Léon Neal/Getty Images

Vendredi, un groupe multipartite de 24 députés britanniques a écrit au président Joe Biden pour lui demander d’abandonner toutes les charges retenues contre le fondateur de WikiLeaks, Julian Assange. L’abandon des charges serait « un acte qui serait un appel à la liberté qui résonnerait dans le monde entier », ont-ils déclaré.

Ensemble, les législateurs ont souligné que si Biden était vice-président, il avait joué un rôle important en choisissant de ne pas poursuivre Assange pour la publication par WikiLeaks de documents classifiés relatifs aux guerres en Afghanistan et en Irak, ainsi qu’aux conditions à Guantanamo Bay. Malgré cela, ont-ils ajouté, Biden – qui se trouve au Royaume-Uni pour assister au sommet du G7 – n’a pas choisi d’abandonner les charges retenues contre Assange pendant la présidence de Donald Trump.

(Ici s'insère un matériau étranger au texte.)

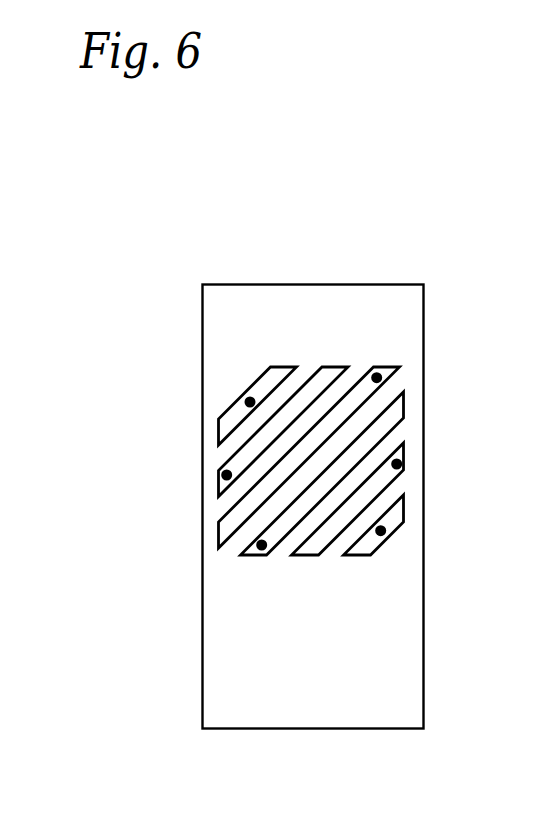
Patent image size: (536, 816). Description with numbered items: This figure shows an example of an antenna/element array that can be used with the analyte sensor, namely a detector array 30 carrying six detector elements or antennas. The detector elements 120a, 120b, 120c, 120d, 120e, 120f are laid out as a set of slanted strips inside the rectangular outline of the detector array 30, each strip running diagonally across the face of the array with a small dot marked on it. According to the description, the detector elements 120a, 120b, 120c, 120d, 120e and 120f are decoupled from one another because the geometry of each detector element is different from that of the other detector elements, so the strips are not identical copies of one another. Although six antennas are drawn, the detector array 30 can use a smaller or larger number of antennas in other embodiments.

The detector array 30 is at (388, 225).
The detector element 120a is at (270, 368).
The detector element 120b is at (317, 369).
The detector element 120c is at (387, 368).
The detector element 120d is at (406, 398).
The detector element 120e is at (407, 456).
The detector element 120f is at (406, 508).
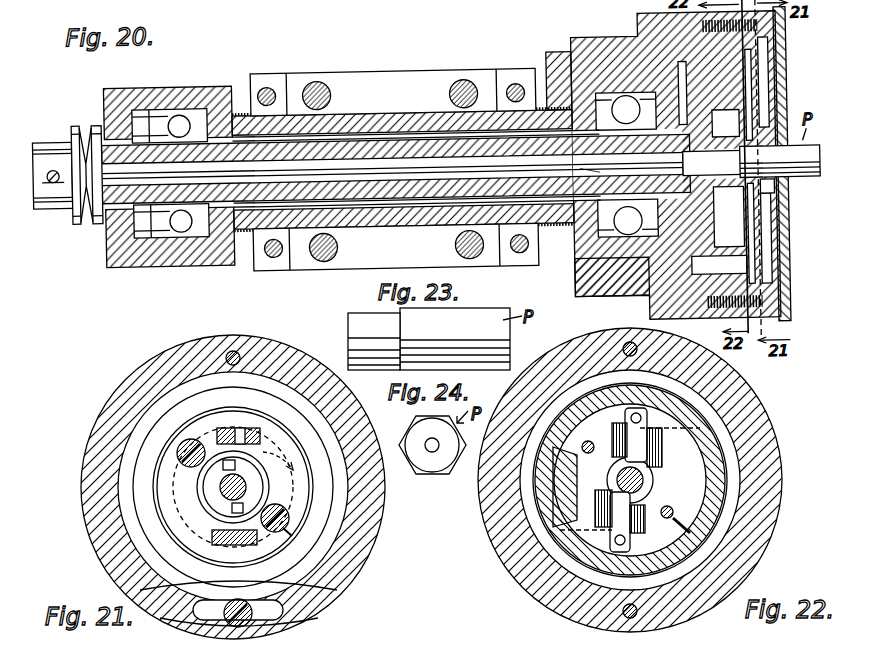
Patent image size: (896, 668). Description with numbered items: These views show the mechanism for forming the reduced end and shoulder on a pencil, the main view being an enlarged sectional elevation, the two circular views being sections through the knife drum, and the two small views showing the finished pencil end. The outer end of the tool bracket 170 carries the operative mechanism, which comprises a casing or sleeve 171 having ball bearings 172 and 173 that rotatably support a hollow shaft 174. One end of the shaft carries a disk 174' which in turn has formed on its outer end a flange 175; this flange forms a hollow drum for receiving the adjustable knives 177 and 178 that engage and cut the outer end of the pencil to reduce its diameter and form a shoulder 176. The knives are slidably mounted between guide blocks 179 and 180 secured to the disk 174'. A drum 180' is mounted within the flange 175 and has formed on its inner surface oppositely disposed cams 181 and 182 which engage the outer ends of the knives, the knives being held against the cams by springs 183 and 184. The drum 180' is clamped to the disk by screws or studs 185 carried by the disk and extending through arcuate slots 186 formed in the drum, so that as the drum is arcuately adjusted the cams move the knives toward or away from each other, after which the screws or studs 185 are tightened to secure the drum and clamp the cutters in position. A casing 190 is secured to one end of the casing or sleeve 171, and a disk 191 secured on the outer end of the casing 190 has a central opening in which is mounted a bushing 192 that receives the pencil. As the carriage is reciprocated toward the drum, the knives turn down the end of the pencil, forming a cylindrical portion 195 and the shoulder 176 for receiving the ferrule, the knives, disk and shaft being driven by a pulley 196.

« L’affaire contre M. Assange sape également la confiance du public dans nos systèmes juridiques », ont écrit les législateurs dans la lettre ouverte. « Nos pays sont également de plus en plus confrontés à la contradiction de défendre la liberté de la presse à l’étranger tout en détenant M. Assange pendant des années dans la prison la plus notoire du Royaume-Uni à la demande du gouvernement américain. »

Les représentants de la Maison Blanche n’ont pas immédiatement répondu à une demande de commentaire. Un représentant du ministère de la Justice a refusé de commenter.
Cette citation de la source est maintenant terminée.